10 Ways To Inspire a Habit of Learning
Ten starting points for building a learning habit outside of work:
-
Learn new languages and frameworks. New skills stretch how you think. Keep a running list of languages, tools and frameworks you want to learn, and set goals to master them.
-
Invest in in-demand skills. Unsure what to learn? Look at what interesting job postings ask for, or follow current industry trends and demand.
-
Read books. They let you reuse other people’s hard-won lessons and mistakes without starting from scratch. (Lau suggests learning to speed read.)
-
Join a discussion group.

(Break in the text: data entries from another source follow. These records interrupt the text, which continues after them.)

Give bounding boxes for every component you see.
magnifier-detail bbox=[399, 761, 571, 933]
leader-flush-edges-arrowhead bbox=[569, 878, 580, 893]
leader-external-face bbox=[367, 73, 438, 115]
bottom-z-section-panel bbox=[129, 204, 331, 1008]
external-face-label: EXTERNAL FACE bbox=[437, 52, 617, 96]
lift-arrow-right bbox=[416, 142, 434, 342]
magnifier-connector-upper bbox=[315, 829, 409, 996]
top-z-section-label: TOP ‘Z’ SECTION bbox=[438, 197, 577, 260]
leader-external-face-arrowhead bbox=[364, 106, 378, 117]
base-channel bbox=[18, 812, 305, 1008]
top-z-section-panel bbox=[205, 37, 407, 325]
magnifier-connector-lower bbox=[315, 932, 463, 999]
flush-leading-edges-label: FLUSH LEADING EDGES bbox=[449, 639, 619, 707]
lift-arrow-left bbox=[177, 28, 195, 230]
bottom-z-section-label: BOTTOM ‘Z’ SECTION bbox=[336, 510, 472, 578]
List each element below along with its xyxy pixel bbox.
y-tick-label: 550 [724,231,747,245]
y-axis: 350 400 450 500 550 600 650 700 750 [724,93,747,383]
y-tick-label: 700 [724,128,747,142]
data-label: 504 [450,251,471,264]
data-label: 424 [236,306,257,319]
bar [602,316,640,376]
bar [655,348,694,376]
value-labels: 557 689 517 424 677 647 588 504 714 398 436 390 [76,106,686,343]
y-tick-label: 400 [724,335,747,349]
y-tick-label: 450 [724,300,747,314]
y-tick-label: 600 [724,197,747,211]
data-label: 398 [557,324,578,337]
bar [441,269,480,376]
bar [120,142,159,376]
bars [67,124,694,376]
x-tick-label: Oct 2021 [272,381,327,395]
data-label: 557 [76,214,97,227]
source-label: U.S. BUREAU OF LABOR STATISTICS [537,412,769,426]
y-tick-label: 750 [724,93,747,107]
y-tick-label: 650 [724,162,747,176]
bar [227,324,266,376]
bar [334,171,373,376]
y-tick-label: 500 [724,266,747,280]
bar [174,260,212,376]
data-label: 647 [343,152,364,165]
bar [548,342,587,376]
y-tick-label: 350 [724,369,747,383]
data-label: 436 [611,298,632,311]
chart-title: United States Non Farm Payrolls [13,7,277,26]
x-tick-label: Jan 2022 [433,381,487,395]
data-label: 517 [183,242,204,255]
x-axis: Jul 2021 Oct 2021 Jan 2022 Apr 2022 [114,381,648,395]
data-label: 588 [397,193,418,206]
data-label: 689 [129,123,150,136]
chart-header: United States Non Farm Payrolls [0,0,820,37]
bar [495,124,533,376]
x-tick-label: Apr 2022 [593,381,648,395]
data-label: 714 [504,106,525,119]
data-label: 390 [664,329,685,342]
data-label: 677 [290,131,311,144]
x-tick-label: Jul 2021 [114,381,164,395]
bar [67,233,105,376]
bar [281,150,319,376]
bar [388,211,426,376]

Lau cites Benjamin Franklin’s “club of mutual improvement” — friends meeting every Friday to debate morals, politics and natural philosophy. Book clubs and reading groups serve the same purpose today.
-
Attend talks, conferences and meetups.
-
Build and maintain a strong network. The more people you meet, the more serendipitous opportunities appear.
“Lucky people dramatically increase the possibility of a lucky chance encounter by meeting a large number of people in their daily lives.” — Richard Wiseman, The Luck Factor
-
Follow bloggers who teach.
-
Write to teach. Explaining ideas to others deepens your own understanding and exposes the gaps you didn’t realise you had. It also forces reflection on what you’ve learned. (Starting a blog is a good forcing function.)
-
Tinker on side projects. Even non-engineering ones sharpen skills in areas you don’t normally touch at work.
-
Pursue what you love. Replace passive time (aimless TV or web-surfing) with active time on things you actually care about.
Source
Edmond Lau, The Effective Engineer, Ch. 2.